Hot water vacuum extraction machines, or as sometimes mis-named "steam cleaners," have come into vogue for home use as a result of commercial exploitation of applicant's patented concepts exemplified by applicant's U.S. Pat. Nos. 3,896,521 and 3,911,524. In the machine illustrated and described in U.S. Pat. No. 4,122,579, the steam cleaner employs a dump bucket, and in addition a soap tank, both elements being mounted within the upper half of a two part molded housing functioning as an enclosure for the internal components of the vacuum machine. Water and detergent are placed normally in the soap tank and an immersion heater within that tank heats the detergent containing water to an elevated temperature. Additionally, an internal water pump draws the detergent containing water from an outlet at the soap tank and forces it through a flexible tube or hose to an atomizer nozzle on a wand supported head, whereby a stream of hot detergent containing water issues from the nozzle in mist form, sometimes inaccurately referred to as "steam." The machine is normally employed in the wet cleaning of rugs with the detergent containing water and entrained dirt from the rug picked up by a vacuum head mounted to the end of the wand and returned to the machine carried dump bucket. This is achieved by use of an internal vacuum pump which communicates with the interior of the dump bucket via a hollow riser tube, creating a vacuum pressure within the interior of the dump bucket and external air rushing through the vacuum wand draws the detergent containing water and the entrained dirt into the interior of the dump bucket 12 where it accumulates. The air is separated from the water and entrained dirt within the dump bucket interior, the air passing through the riser tube by way of the induced suction due to vacuum pump operation with the air discharging through an air discharge pipe leading from the vacuum pump assembly casing and through the bottom of the lower half of the steam cleaner housing.

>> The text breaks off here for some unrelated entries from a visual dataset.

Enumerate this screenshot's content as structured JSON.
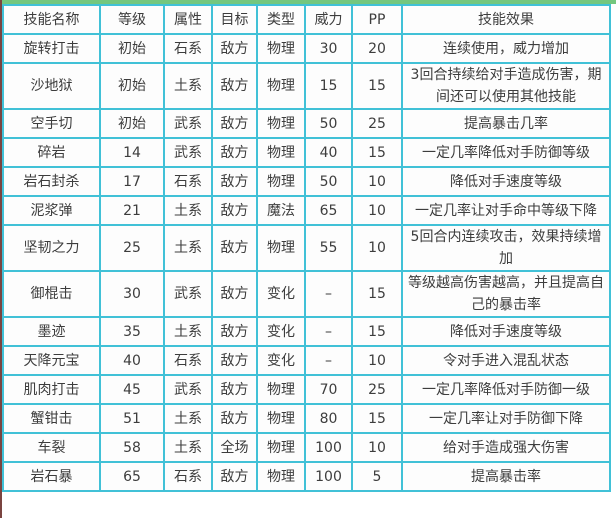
{
  "colors": {
    "border": "#41C1D7",
    "top_strip": "#74C77E",
    "left_edge": "#7A4440",
    "cell_bg": "#FDFDFD",
    "text": "#3D3D3D"
  },
  "table": {
    "columns": [
      {
        "key": "name",
        "label": "技能名称"
      },
      {
        "key": "level",
        "label": "等级"
      },
      {
        "key": "attribute",
        "label": "属性"
      },
      {
        "key": "target",
        "label": "目标"
      },
      {
        "key": "type",
        "label": "类型"
      },
      {
        "key": "power",
        "label": "威力"
      },
      {
        "key": "pp",
        "label": "PP"
      },
      {
        "key": "effect",
        "label": "技能效果"
      }
    ],
    "rows": [
      {
        "name": "旋转打击",
        "level": "初始",
        "attribute": "石系",
        "target": "敌方",
        "type": "物理",
        "power": "30",
        "pp": "20",
        "effect": "连续使用，威力增加"
      },
      {
        "name": "沙地狱",
        "level": "初始",
        "attribute": "土系",
        "target": "敌方",
        "type": "物理",
        "power": "15",
        "pp": "15",
        "effect": "3回合持续给对手造成伤害，期间还可以使用其他技能"
      },
      {
        "name": "空手切",
        "level": "初始",
        "attribute": "武系",
        "target": "敌方",
        "type": "物理",
        "power": "50",
        "pp": "25",
        "effect": "提高暴击几率"
      },
      {
        "name": "碎岩",
        "level": "14",
        "attribute": "武系",
        "target": "敌方",
        "type": "物理",
        "power": "40",
        "pp": "15",
        "effect": "一定几率降低对手防御等级"
      },
      {
        "name": "岩石封杀",
        "level": "17",
        "attribute": "石系",
        "target": "敌方",
        "type": "物理",
        "power": "50",
        "pp": "10",
        "effect": "降低对手速度等级"
      },
      {
        "name": "泥浆弹",
        "level": "21",
        "attribute": "土系",
        "target": "敌方",
        "type": "魔法",
        "power": "65",
        "pp": "10",
        "effect": "一定几率让对手命中等级下降"
      },
      {
        "name": "坚韧之力",
        "level": "25",
        "attribute": "土系",
        "target": "敌方",
        "type": "物理",
        "power": "55",
        "pp": "10",
        "effect": "5回合内连续攻击，效果持续增加"
      },
      {
        "name": "御棍击",
        "level": "30",
        "attribute": "武系",
        "target": "敌方",
        "type": "变化",
        "power": "–",
        "pp": "15",
        "effect": "等级越高伤害越高，并且提高自己的暴击率"
      },
      {
        "name": "墨迹",
        "level": "35",
        "attribute": "土系",
        "target": "敌方",
        "type": "变化",
        "power": "–",
        "pp": "15",
        "effect": "降低对手速度等级"
      },
      {
        "name": "天降元宝",
        "level": "40",
        "attribute": "石系",
        "target": "敌方",
        "type": "变化",
        "power": "–",
        "pp": "10",
        "effect": "令对手进入混乱状态"
      },
      {
        "name": "肌肉打击",
        "level": "45",
        "attribute": "武系",
        "target": "敌方",
        "type": "物理",
        "power": "70",
        "pp": "25",
        "effect": "一定几率降低对手防御一级"
      },
      {
        "name": "蟹钳击",
        "level": "51",
        "attribute": "土系",
        "target": "敌方",
        "type": "物理",
        "power": "80",
        "pp": "15",
        "effect": "一定几率让对手防御下降"
      },
      {
        "name": "车裂",
        "level": "58",
        "attribute": "土系",
        "target": "全场",
        "type": "物理",
        "power": "100",
        "pp": "10",
        "effect": "给对手造成强大伤害"
      },
      {
        "name": "岩石暴",
        "level": "65",
        "attribute": "石系",
        "target": "敌方",
        "type": "物理",
        "power": "100",
        "pp": "5",
        "effect": "提高暴击率"
      }
    ]
  }
}
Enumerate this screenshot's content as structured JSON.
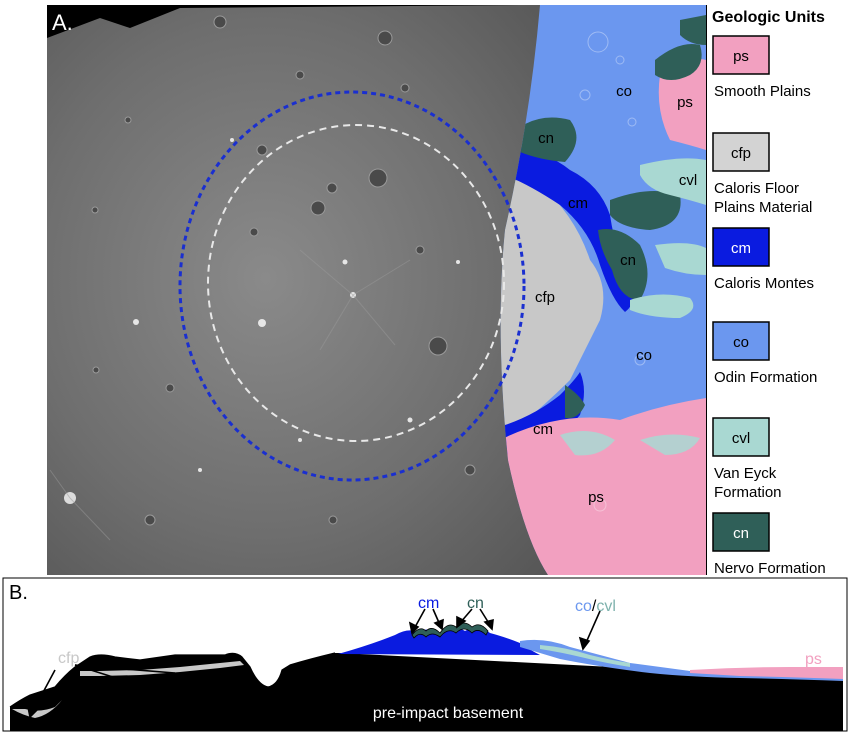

Necessarily, in order to prevent the electric motor driving the vacuum pump within the vacuum pump assembly casing from burning out or overheating, there is a requirement to cool the motor windings. This has been accomplished in the past by mounting the vacuum pump assembly such that its lower end projects through or is flush with an opening of similar diameter formed within the bottom wall of the steam cleaner housing lower half. Further, the lower end of the cylindrical vacuum pump assembly casing bears openings permitting air to be sucked up from beneath the machine and forced over the motor windings by means of a fan fixed to the lower end of the motor shaft and rotatable therewith. The motor rotates in a direction such that the air is sucked into the interior of the vacuum pump assembly casing through its lower end and the cooling air is forcibly discharged through a series of perforations or openings within the cylindrical sidewall of the vacuum pump assembly casing. The air enters the interior of the machine housing, and passes exteriorly of the unit through openings within the side of either the upper or lower housing halves.
While the vacuum pump assembly provides some cooling to the motor windings and maintains the interior of the steam cleaner housing to an acceptable low temperature, there is a tendency, particularly where the unit operates on surfaces bearing an accumulation of water, for water to be drawn into the air inlet at the lower end of the vacuum pump assembly casing, resulting in damage to the motor winding and, under some circumstances, the rendering of the vacuum pump inoperable. Further, while the temperature to which the components of the steam cleaner were subjected is reduced by the cooling air flow within the housing itself as well as the cylindrical casing of the vacuum pump assembly, the electric motor has not operated at its most efficient temperature. Further, over time, there exists the possibility of deterioration of the components interior of the housing due to the relatively high temperature experienced by those components.
It is, therefore, a primary object of the present invention to provide an improved water vacuum extraction machine in which the electric drive motor for the vacuum pump, as well as all of the components within the interior of the machine housing, operate at substantially reduced temperature from prior known machines, and wherein the effectiveness of air flow through the motor is appreciably increased, thereby eliminating hot spots.
It is a further object of the present invention to provide an improved hot water vacuum extraction machine having a highly effective air cooling arrangement for a sealed, cylindrical vacuum pump assembly, and in which positive air flow functions during machine operation to effectively prevent water from entering the area of the motor winding of the vacuum pump.
It is a further object of the present invention to provide an improved reverse flow fan for a vacuum pump assembly employable within a hot water vacuum extraction machine, in which the cooling efficiency of the motor is enhanced, and wherein air turbulence in the area of the fan blading is reduced to reduce the recirculation of exhaust air and wherein smooth exiting of the exhaust air is accomplished with minimum back pressure.